The move has further polarized an already charged political atmosphere. BJP leaders have ridiculed Gandhi’s campaign, accusing him of “undermining public trust” and “weaponizing baseless data.” Union Minister Anurag Thakur called the move a “drama” aimed at deflecting attention from Congress’s electoral setbacks.

But Gandhi has doubled down. “Give us some time,” he said at a rally, “and we will expose this theft in every constituency — in every Assembly, every Lok Sabha seat.”

Legal experts are divided on the implications. Former Chief Election Commissioner S.Y. Quraishi said the Commission “must address these allegations head-on” while maintaining transparency. However, others note that unless the affidavit is filed and proven in court or Parliament, Gandhi’s claims will remain political rather than judicial in nature.

Beyond the legalities, the issue strikes at the heart of voter confidence. Civil society groups, including the Association for Democratic Reforms (ADR), have called for a third-party audit of the electoral rolls in contentious constituencies, warning that unchecked mistrust could erode the foundations of India’s democracy.

Meanwhile, public interest in the controversy is growing. Videos of elderly voters in Bihar speaking about their names being removed — despite voting in earlier elections — have gone viral on social media, fueling public debate. One such voter, Sukhdev Paswan, 67, said, “I have voted all my life. Now my name is gone. No one asked me anything.”

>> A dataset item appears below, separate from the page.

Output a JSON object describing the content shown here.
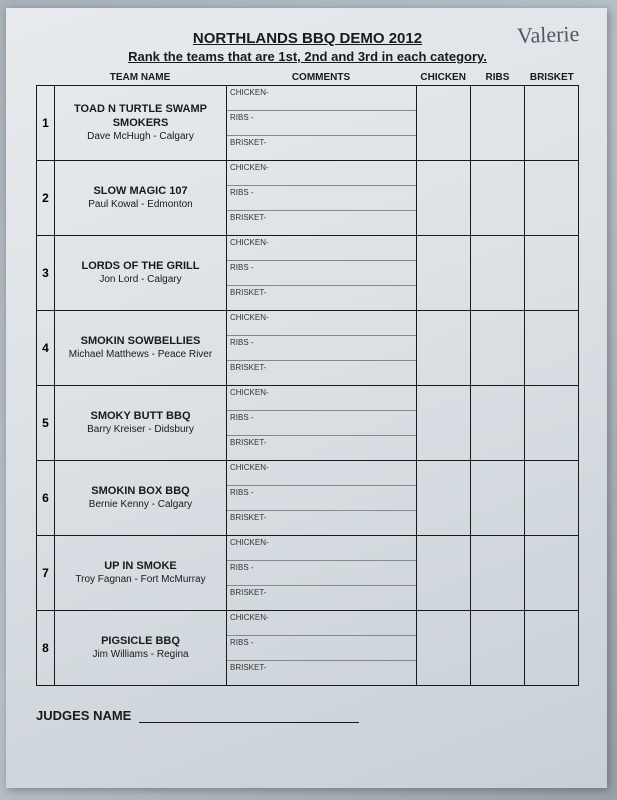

As the seven-day deadline for Gandhi to respond to the ECI approaches, political analysts say the Congress may use the opportunity to further showcase its claims and prolong the confrontation. Whether this pressure will force the Commission to respond more transparently remains to be seen.

What’s clear, however, is that the INDIA bloc has succeeded in placing electoral integrity back into the national spotlight — and in forcing the Election Commission, long seen as neutral, into the center of a heated political storm.